Serge Nigg (1924-2008)
(“Témoignages” nº 3. Université Paris-Sorbonne, Observatoire Musical Français, 2010)
Marcos, amigo geômetra, leu o último blog em que inseri epígrafe do compositor francês Georges Migot (1891-1976), na qual observava que “a interpretação mais perigosa é certamente a ideia literária ou filosófica penetrando os meios de expressão que lhe são exteriores, na intenção absolutamente insuportável de comentá-los, como se esses meios ou processos não bastassem tão somente”. Fazia-se acompanhar por um jovem professor que se apresentou como filósofo. Imediatamente veio-me à mente o posicionamento do compositor francês Serge Nigg, que dizia que ultimamente só encontrava compositores. Durante um curto em minha cidade bairro, Brooklin-Campo Belo, trocamos opiniões a respeito. O jovem professor de filosofia interessou-se pela epígrafe mencionada por Marcos. Perguntou-me com certa dose de um ex-catedra: “Acredita também que literatos ou filósofos não possam opinar sobre a Arte?”. Respondi-lhe que devem, mas com as reservas necessárias, pois a essencialidade da música requer conhecimento da partitura como um todo, nosso ferramental absoluto. Acrescentei que, sem penetrar nas noções básicas da geometria, nada posso discutir com Marcos em temas afeitos à sua área.
Se houve Jean-Jacques Rousseau (1712-1778), Friedrich Nietzsche (1844-1900), Albert Schweitzer (1875-1965), Theodor Adorno (1903-1969), Vladimir Jankélévitch (1903-1985), entre os poucos filósofos que conheciam perfeitamente a trama musical, tantos outros escreveram opinando sobre música e, geralmente, sob o impacto da audição com resultados razoáveis, parciais ou negligenciáveis. Disse-lhe que me causa certo mal estar ouvir filósofos discorrerem sobre nossa área, como se essa arte sublime fosse “apenas”… uma área da cultura. Aliás, fazem-no também em relação a outras artes e à literatura. Um deles, ultimamente comparou, nesse nebuloso território da cultura voltada à leitura de autoajuda, Paulo Coelho a Saint-Exupéry, mencionando “Le Petit Prince”. Certamente desconhece “Citadelle”, monumental obra que aborda “todos os problemas do destino humano e o condicionamento do homem”, segundo Simone de Saint-Exupéry.

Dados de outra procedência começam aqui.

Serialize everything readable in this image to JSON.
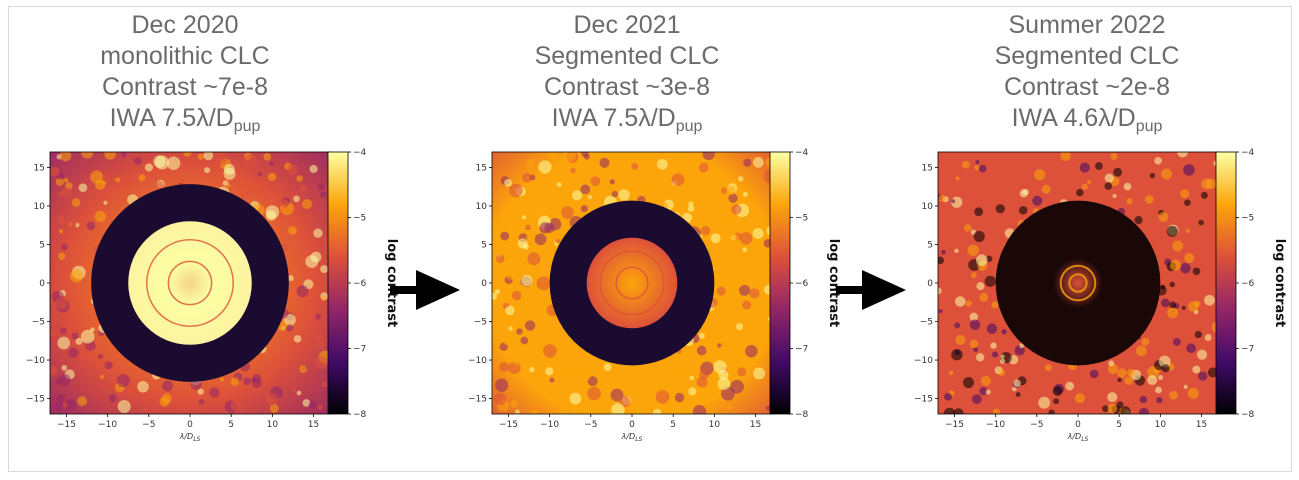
{
  "panels": [
    {
      "title_lines": [
        "Dec 2020",
        "monolithic CLC",
        "Contrast ~7e-8"
      ],
      "iwa_prefix": "IWA 7.5λ/D",
      "iwa_sub": "pup",
      "xlabel": "λ/D",
      "xlabel_sub": "LS",
      "colorbar_label": "log contrast",
      "ticks": [
        "−15",
        "−10",
        "−5",
        "0",
        "5",
        "10",
        "15"
      ],
      "cbar_ticks": [
        "−4",
        "−5",
        "−6",
        "−7",
        "−8"
      ]
    },
    {
      "title_lines": [
        "Dec 2021",
        "Segmented CLC",
        "Contrast ~3e-8"
      ],
      "iwa_prefix": "IWA 7.5λ/D",
      "iwa_sub": "pup",
      "xlabel": "λ/D",
      "xlabel_sub": "LS",
      "colorbar_label": "log contrast",
      "ticks": [
        "−15",
        "−10",
        "−5",
        "0",
        "5",
        "10",
        "15"
      ],
      "cbar_ticks": [
        "−4",
        "−5",
        "−6",
        "−7",
        "−8"
      ]
    },
    {
      "title_lines": [
        "Summer 2022",
        "Segmented CLC",
        "Contrast ~2e-8"
      ],
      "iwa_prefix": "IWA 4.6λ/D",
      "iwa_sub": "pup",
      "xlabel": "λ/D",
      "xlabel_sub": "LS",
      "colorbar_label": "log contrast",
      "ticks": [
        "−15",
        "−10",
        "−5",
        "0",
        "5",
        "10",
        "15"
      ],
      "cbar_ticks": [
        "−4",
        "−5",
        "−6",
        "−7",
        "−8"
      ]
    }
  ],
  "chart_data": [
    {
      "type": "heatmap",
      "title": "Dec 2020 monolithic CLC Contrast ~7e-8 IWA 7.5λ/Dpup",
      "xlabel": "λ/D_LS",
      "xlim": [
        -17,
        17
      ],
      "ylim": [
        -17,
        17
      ],
      "xticks": [
        -15,
        -10,
        -5,
        0,
        5,
        10,
        15
      ],
      "yticks": [
        -15,
        -10,
        -5,
        0,
        5,
        10,
        15
      ],
      "colorbar": {
        "label": "log contrast",
        "range": [
          -8,
          -4
        ],
        "ticks": [
          -4,
          -5,
          -6,
          -7,
          -8
        ]
      },
      "dark_hole_radii": [
        7.5,
        12
      ]
    },
    {
      "type": "heatmap",
      "title": "Dec 2021 Segmented CLC Contrast ~3e-8 IWA 7.5λ/Dpup",
      "xlabel": "λ/D_LS",
      "xlim": [
        -17,
        17
      ],
      "ylim": [
        -17,
        17
      ],
      "xticks": [
        -15,
        -10,
        -5,
        0,
        5,
        10,
        15
      ],
      "yticks": [
        -15,
        -10,
        -5,
        0,
        5,
        10,
        15
      ],
      "colorbar": {
        "label": "log contrast",
        "range": [
          -8,
          -4
        ],
        "ticks": [
          -4,
          -5,
          -6,
          -7,
          -8
        ]
      },
      "dark_hole_radii": [
        5.5,
        10
      ]
    },
    {
      "type": "heatmap",
      "title": "Summer 2022 Segmented CLC Contrast ~2e-8 IWA 4.6λ/Dpup",
      "xlabel": "λ/D_LS",
      "xlim": [
        -17,
        17
      ],
      "ylim": [
        -17,
        17
      ],
      "xticks": [
        -15,
        -10,
        -5,
        0,
        5,
        10,
        15
      ],
      "yticks": [
        -15,
        -10,
        -5,
        0,
        5,
        10,
        15
      ],
      "colorbar": {
        "label": "log contrast",
        "range": [
          -8,
          -4
        ],
        "ticks": [
          -4,
          -5,
          -6,
          -7,
          -8
        ]
      },
      "dark_hole_radii": [
        3,
        10
      ]
    }
  ],
  "colors": {
    "title_text": "#6b6b6b",
    "colormap": [
      "#000004",
      "#420a68",
      "#932667",
      "#dd513a",
      "#fca50a",
      "#fcffa4"
    ],
    "arrow": "#000000"
  }
}
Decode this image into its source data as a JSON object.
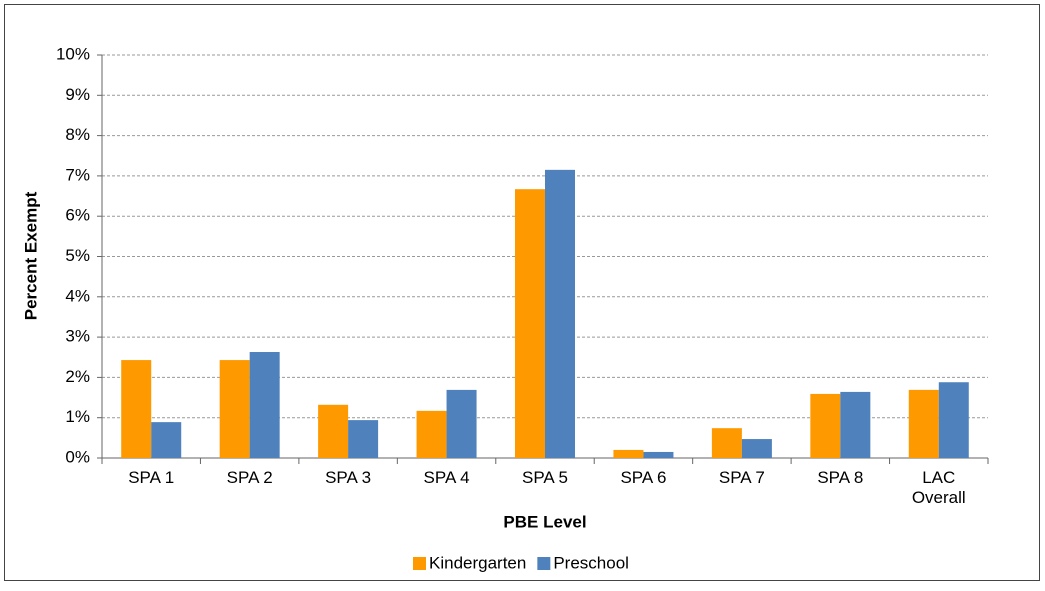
{
  "chart_data": {
    "type": "bar",
    "x_label": "PBE Level",
    "y_label": "Percent Exempt",
    "categories": [
      "SPA 1",
      "SPA 2",
      "SPA 3",
      "SPA 4",
      "SPA 5",
      "SPA 6",
      "SPA 7",
      "SPA 8",
      "LAC Overall"
    ],
    "series": [
      {
        "name": "Kindergarten",
        "color": "#FF9900",
        "values": [
          2.43,
          2.43,
          1.32,
          1.17,
          6.67,
          0.2,
          0.74,
          1.59,
          1.69
        ]
      },
      {
        "name": "Preschool",
        "color": "#4F81BD",
        "values": [
          0.89,
          2.63,
          0.94,
          1.69,
          7.15,
          0.15,
          0.47,
          1.64,
          1.88
        ]
      }
    ],
    "ylim": [
      0,
      10
    ],
    "yticks": [
      {
        "value": 0,
        "label": "0%"
      },
      {
        "value": 1,
        "label": "1%"
      },
      {
        "value": 2,
        "label": "2%"
      },
      {
        "value": 3,
        "label": "3%"
      },
      {
        "value": 4,
        "label": "4%"
      },
      {
        "value": 5,
        "label": "5%"
      },
      {
        "value": 6,
        "label": "6%"
      },
      {
        "value": 7,
        "label": "7%"
      },
      {
        "value": 8,
        "label": "8%"
      },
      {
        "value": 9,
        "label": "9%"
      },
      {
        "value": 10,
        "label": "10%"
      }
    ],
    "grid": true,
    "legend": "bottom"
  }
}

Nossa conversa penetraria doravante esse delicado tema. Desconfiado, o jovem professor do segundo grau de importante escola privada não concordou com algumas colocações propostas e indagou-me se tinha algum preconceito contra filósofos ou compositores. Prontamente disse-lhe que não e nomeei determinados livros que me acompanham durante as longas décadas, assim como de minha admiração confessa por tantos compositores qualitativos de nossos dias, tendo gravado e interpretado inúmeras obras desses autores contemporâneos do Brasil e do Exterior, frise-se bem, qualitativos. Lembrei-me de Serge Nigg que observa “essa vontade de aparecer custe o que custar como criador e não como simples intérprete”, frase certamente forte e responsável pela quantidade de compositores que pululam e que enveredam por caminhos onde lhes faltarão o ferramental necessário, a técnica e o talento. Situação similar acontece na área dos philos sophia. Como senti uma certa irritabilidade do jovem professor de filosofia, mudei de assunto e conversamos sobre o nosso triste futebol, sem tática, sem garra, sem nada e fazendo-nos saudosos de tradição irremediavelmente perdida, e também sobre a política que emana do Planalto, sem rumo sensato, imbuída de fatal binômio ideologia-conchavo e que já se faz sentir nos resultados econômico-sociais e nas tendências totalitárias divulgadas diariamente. Não da parte do amigo Marcos, mas senti que meu jovem interlocutor não gostou de meu posicionamento também nessa área. Despedimo-nos, não sem antes dizer aos dois que pensar livremente deveria fazer parte, in conditio sine qua non, de nossas atividades e de outras igualmente.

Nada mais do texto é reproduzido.